# Thread: dot product and vectors.

1. ## dot product and vectors.

Let w be a vector in R3. Show that ||w, u x v || = ||w||(||u||)||v||sin(theta)(sin(psi)) where psi is the angle between the vector w and the plane determined by the vectors u and v.

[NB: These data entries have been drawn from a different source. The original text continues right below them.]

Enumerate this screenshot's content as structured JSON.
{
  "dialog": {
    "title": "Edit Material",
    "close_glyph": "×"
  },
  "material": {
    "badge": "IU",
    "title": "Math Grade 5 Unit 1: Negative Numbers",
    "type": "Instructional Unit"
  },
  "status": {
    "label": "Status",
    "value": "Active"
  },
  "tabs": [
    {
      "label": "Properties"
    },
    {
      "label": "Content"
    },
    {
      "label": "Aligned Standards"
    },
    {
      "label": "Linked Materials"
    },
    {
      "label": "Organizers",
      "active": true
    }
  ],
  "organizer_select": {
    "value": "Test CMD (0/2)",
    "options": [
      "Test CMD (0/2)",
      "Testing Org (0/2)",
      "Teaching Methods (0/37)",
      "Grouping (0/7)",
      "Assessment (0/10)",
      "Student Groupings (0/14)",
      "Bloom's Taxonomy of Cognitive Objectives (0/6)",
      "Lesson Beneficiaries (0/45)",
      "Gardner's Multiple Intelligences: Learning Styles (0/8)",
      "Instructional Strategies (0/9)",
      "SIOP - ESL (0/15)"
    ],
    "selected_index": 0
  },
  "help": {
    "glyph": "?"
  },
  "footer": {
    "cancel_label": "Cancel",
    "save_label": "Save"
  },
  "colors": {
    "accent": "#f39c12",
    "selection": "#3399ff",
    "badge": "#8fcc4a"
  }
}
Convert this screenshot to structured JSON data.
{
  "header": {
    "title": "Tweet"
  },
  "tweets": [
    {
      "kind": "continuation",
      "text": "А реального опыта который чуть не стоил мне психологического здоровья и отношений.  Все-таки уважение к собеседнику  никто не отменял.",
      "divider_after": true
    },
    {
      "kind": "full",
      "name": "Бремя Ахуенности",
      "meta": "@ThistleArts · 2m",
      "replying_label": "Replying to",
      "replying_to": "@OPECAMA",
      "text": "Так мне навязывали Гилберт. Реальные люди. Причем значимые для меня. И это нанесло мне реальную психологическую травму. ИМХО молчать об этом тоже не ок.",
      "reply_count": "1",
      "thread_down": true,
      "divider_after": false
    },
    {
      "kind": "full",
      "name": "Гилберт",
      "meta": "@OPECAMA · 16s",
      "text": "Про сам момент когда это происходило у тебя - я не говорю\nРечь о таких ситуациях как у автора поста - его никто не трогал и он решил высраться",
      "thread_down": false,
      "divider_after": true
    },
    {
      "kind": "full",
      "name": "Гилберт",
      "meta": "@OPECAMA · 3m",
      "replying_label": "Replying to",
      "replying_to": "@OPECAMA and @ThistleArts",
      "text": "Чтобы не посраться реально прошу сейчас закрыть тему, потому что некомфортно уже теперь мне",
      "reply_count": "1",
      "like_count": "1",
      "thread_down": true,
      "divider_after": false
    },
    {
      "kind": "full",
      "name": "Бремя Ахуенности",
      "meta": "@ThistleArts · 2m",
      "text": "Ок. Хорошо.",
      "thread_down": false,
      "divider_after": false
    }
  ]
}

2. Originally Posted by carpark
Let w be a vector in R3. Show that ||w, u x v || = ||w||(||u||)||v||sin(theta)(sin(psi)) where psi is the angle between the vector w and the plane determined by the vectors u and v.
$
{\bf u} \wedge {\bf v} = \left\| {\bf u} \right\|\;{\kern 1pt} \left\| {\bf v} \right\|\;\sin (\theta )\;{\bf n}$

$
{\bf w}.({\bf u} \wedge {\bf v}) = \left\| {\bf w} \right\|\; \left[ {\left\| {\bf u} \right\|\;{\kern 1pt} \left\| {\bf v} \right\|\;\sin (\theta )} \right]\;\cos (\pi /2 - \varphi ) = \left\| {\bf w} \right\|\;\left\| {\bf u} \right\|\;{\kern 1pt} \left\| {\bf v} \right\|\;\sin (\theta )\;\sin (\varphi )
$

Where $\theta$ is the angle between $\bf{u}$ and $\bf{v}$, and $\bf{n}$ is the normal to the plane defined by $\bf{u}$ and $\bf{v}$, and $\pi/2-\varphi$ is the angle between the normal and $\bf{w}$, and so $\varphi$ is the angle between the plane and $\bf{w}$.

RonL